Biogen, Eisai's anti-amyloid drug slows Alzheimer's decline, but debate rages on

Biogen and Eisai revealed data from an 800-patient trial showing their amyloid-fighting antibody significantly slowed cognitive decline and amyloid buildup in the brain. The findings are a first in a field rife with prospects that show early promise but fail to deliver in phase 3. 

An early readout for the candidate, reported back in December, showed it failed to meet its primary endpoint. But the duo kept at it, playing the trial out to its prespecified 18-month endpoint. The phase 2 trial tested five different dose regimens of BAN2401, an anti-amyloid beta protofibril antibody, in 856 patients with early Alzheimer's disease. After 18 months of treatment, the highest dose of 10 mg/kg biweekly slowed clinical decline by 30% and 47%, as measured by ADCOMS and ADAS-Cog respectively. 

Only the highest dose, 10 mg/kg, showed significant benefit. It was only tested in 161 patients. and two doses—2.5 mg/kg and 5 mg/kg—actually did worse numerically than placebo.

The data were presented at the Alzheimer's Association International Conference. 

"This is the second Alzheimer’s clinical trial that has demonstrated both clearance of amyloid from the brain and cognitive benefits—again, the studies were not large enough to definitely demonstrate cognitive efficacy and the BAN2401 study did not meet its primary endpoint. That said, these two studies indicate that amyloid remains an important therapeutic target to pursue in Alzheimer’s disease," the Alzheimer's Association said in a statement.

“This is the first late-stage anti-amyloid antibody study to successfully achieve statistically significant results at 18 months, further validating the amyloid hypothesis,” said Lynn Kramer, chief clinical officer and chief medical officer of Eisai’s neurology unit, when the companies announced topline data from the trial. “We will discuss these very encouraging results with regulatory authorities to determine the best path forward.” 

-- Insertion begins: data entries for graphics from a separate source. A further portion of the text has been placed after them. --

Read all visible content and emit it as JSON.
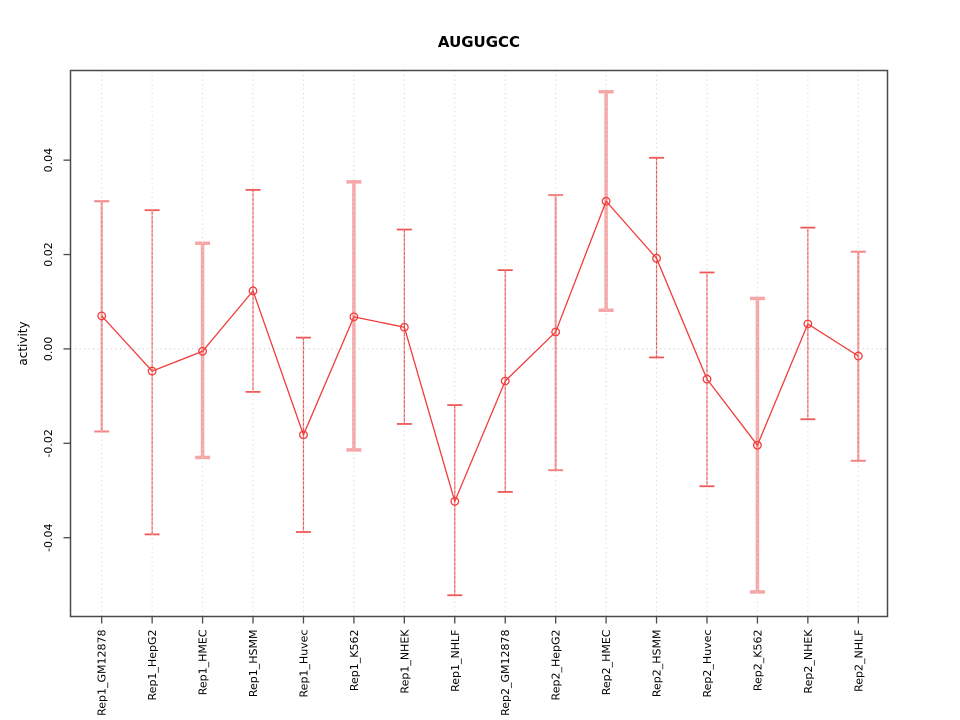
{
  "chart_data": {
    "type": "line",
    "title": "AUGUGCC",
    "xlabel": "",
    "ylabel": "activity",
    "legend": "none",
    "categories": [
      "Rep1_GM12878",
      "Rep1_HepG2",
      "Rep1_HMEC",
      "Rep1_HSMM",
      "Rep1_Huvec",
      "Rep1_K562",
      "Rep1_NHEK",
      "Rep1_NHLF",
      "Rep2_GM12878",
      "Rep2_HepG2",
      "Rep2_HMEC",
      "Rep2_HSMM",
      "Rep2_Huvec",
      "Rep2_K562",
      "Rep2_NHEK",
      "Rep2_NHLF"
    ],
    "series": [
      {
        "name": "activity",
        "values": [
          0.007,
          -0.0047,
          -0.0005,
          0.0123,
          -0.0182,
          0.0068,
          0.0046,
          -0.0323,
          -0.0068,
          0.0036,
          0.0313,
          0.0192,
          -0.0064,
          -0.0204,
          0.0053,
          -0.0015
        ]
      }
    ],
    "error_upper": [
      0.0313,
      0.0294,
      0.0224,
      0.0337,
      0.0024,
      0.0354,
      0.0253,
      -0.0119,
      0.0167,
      0.0326,
      0.0545,
      0.0405,
      0.0162,
      0.0107,
      0.0257,
      0.0206
    ],
    "error_lower": [
      -0.0175,
      -0.0393,
      -0.023,
      -0.0091,
      -0.0388,
      -0.0214,
      -0.0159,
      -0.0522,
      -0.0303,
      -0.0257,
      0.0082,
      -0.0018,
      -0.0291,
      -0.0515,
      -0.0149,
      -0.0237
    ],
    "bar_style": [
      "medium",
      "thin",
      "thick",
      "thin",
      "thin",
      "thick",
      "thin",
      "thin",
      "thin",
      "medium",
      "thick",
      "thin",
      "thin",
      "thick",
      "thin",
      "medium"
    ],
    "y_ticks": [
      -0.04,
      -0.02,
      0,
      0.02,
      0.04
    ],
    "y_tick_labels": [
      "-0.04",
      "-0.02",
      "0.00",
      "0.02",
      "0.04"
    ],
    "ylim": [
      -0.0567,
      0.059
    ],
    "grid": {
      "vertical_dotted": true,
      "horizontal_zero_dotted": true
    },
    "colors": {
      "point": "#f13c3c",
      "line": "#f13c3c",
      "bar_thin": "#ef5858",
      "bar_medium": "#f48484",
      "bar_thick": "#f7a6a6",
      "grid": "#d8d8d8",
      "zero_line": "#cccccc",
      "axis": "#4a4a4a",
      "text": "#000000"
    }
  }
}
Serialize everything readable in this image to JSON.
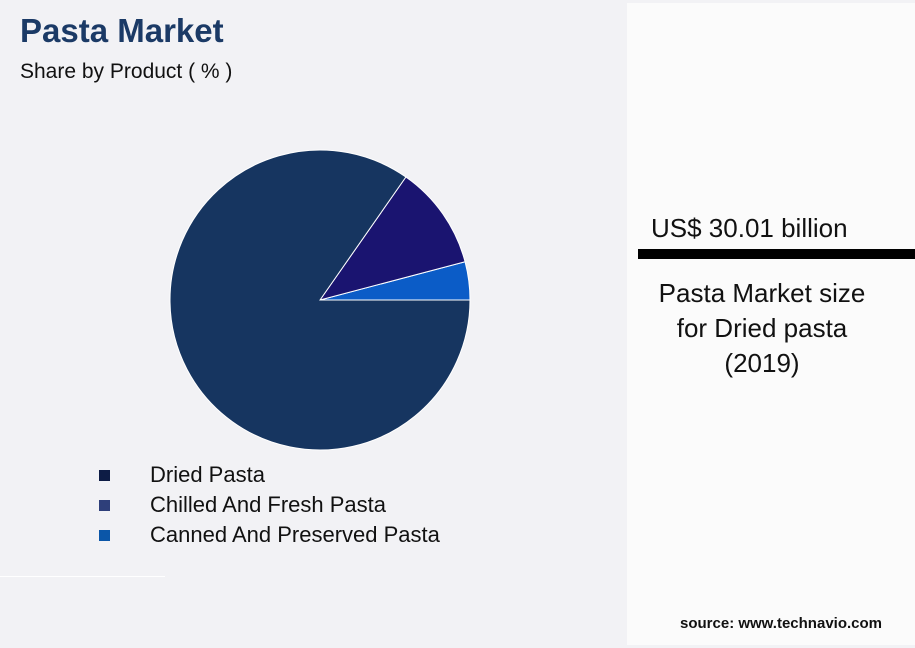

Biogen's shares spiked Tuesday in anticipation of the news and was still riding high upon the reveal, but then fell sharply down by more than 11% after hours as investors digested the data. Given how much is riding on this for Biogen and that Alzheimer's is such a risky proposition to place these kind of big bets on, this is hardly surprising. 

Investors also seem to have not liked what they saw when they dug a little deeper into the data. Analyst Geoffrey Porges said in a note to clients: "The disparity between the 30% rate of APOe4 carriers in the highest 10mg/kg Q2 week arm, and the 71% rate in the placebo arm, and the 73-91% rate of APOe4 carriers in the other active arms, provides a putative explanation for the difference in cognition decline seen in the highest dose arm compared to placebo and other active arms. If Eisai’s sub group analysis suggests that this difference in decline persists even in the patients in all the arms who are not APOe4 carriers, this program may have a future, but if not, it could easily turn out to be an interesting artefact in the ongoing beta amyloid Alzheimer’s disease saga."

BAN2401 is based on the amyloid hypothesis, which asserts that the buildup of amyloid beta proteins in the brain triggers processes that eventually lead to cognitive decline and the destruction of brain cells. The field has relied on amyloid plaques and tau tangles as targets, but has not seen a new treatment approved in more than 15 years. Every drug targeting amyloid has failed to modify the disease in late-phase trials. Researchers are pursuing alternative hypotheses, including one linking the amount of herpes virus in a person's brain to the presence of Alzheimer's markers. 

The latest Alzheimer's hopefuls to fall from grace include a pair of BACE inhibitors, one from Biogen and Eisai and the other from Janssen. Janssen dropped its atabacestat  program in May after clinical trials turned up liver safety issues. The “the benefit-risk ratio is no longer favorable to continue development of atabecestat for people who have late-onset preclinical stage Alzheimer’s disease," the company said at the time. As for Biogen/Eisai's elenbecestat, the med failed to slow the decline of clinical symptoms more than placebo in exploratory endpoints.

Analysts at Jefferies waded into the debate over the data last night, saying: “Overall we think Debate number 1 (carrier vs non carrier imbalance) is not too big of an issue and Debate number 2 (why is 5mg/kg mid-dose not very good and 10mg/kg monthly is OK but not super convincing) is more perplexing and head-scratcher.....net-net stock will eventually recover but we need to get to the "next analysis" data update on the subgroups to answer these two debates which is probably at CTAD conference Oct 24-27 (Spain).”